Polêmicas acerca da expansão do agronegócio no Brasil

Enviada em 10/10/2021

O avanço da fronteira agrícola no Centro-oeste, ocorrido principalmente na segunda metade do século XX, depois da Revolução Verde, proporcionou um forte crescimento econômico para esse setor e aumentou a competitividade do Brasil no mercado global. Entretanto, tal avanço não trouxe consigo apenas consequências positivas, uma vez que são notáveis as polêmicas acerca da expansão do agronegócio no Brasil. Nesse sentido, pode-se dizer que não só o significativo impacto ambiental é consequência dessa transformação, mas também a ampliação de conflitos no campo. Assim, torna-se necessária a análise da problemática, a fim de reverter o impasse.

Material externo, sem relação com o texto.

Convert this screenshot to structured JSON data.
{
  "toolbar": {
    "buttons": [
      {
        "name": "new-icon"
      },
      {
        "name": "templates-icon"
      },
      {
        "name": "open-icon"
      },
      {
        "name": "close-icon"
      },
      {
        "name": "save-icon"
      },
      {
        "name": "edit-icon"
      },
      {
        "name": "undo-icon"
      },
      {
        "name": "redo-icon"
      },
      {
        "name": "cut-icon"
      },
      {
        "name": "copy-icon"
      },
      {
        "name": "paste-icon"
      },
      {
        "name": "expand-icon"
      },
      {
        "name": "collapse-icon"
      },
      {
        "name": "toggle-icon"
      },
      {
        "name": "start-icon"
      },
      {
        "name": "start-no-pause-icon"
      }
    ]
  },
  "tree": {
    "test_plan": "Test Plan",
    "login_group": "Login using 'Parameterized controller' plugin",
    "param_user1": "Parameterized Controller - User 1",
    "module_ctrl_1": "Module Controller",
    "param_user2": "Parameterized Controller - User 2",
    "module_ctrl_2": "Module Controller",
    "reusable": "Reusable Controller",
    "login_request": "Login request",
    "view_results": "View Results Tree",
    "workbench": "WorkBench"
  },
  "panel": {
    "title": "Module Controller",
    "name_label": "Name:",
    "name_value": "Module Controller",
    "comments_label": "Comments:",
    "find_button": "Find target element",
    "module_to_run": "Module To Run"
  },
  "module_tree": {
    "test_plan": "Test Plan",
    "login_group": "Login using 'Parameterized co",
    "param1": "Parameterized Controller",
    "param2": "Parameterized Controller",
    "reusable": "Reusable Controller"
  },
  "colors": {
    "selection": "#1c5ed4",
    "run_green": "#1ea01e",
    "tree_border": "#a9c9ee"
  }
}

Em primeiro plano, é importante destacar que o avanço da fronteira agrícola acaba por gerar graves danos à fauna e à flora. Isso porque, à medida que ocorre a expansão do agronegócio, o percentual de mata virgem desmatada aumenta, sobretudo entre a região Centro-oeste e Norte. Esse cenário pode ser constatado ao observar dados de uma pesquisa realizada pelo portal de notícias “Carta Capital”, a qual mostra que o desmatamento da Amazônia Legal (apenas a porção pertencente ao Brasil) cresceu mais de 10% somente na última década. Logo, caso não haja uma medida intervencionista urgente, o problema se perpetuará.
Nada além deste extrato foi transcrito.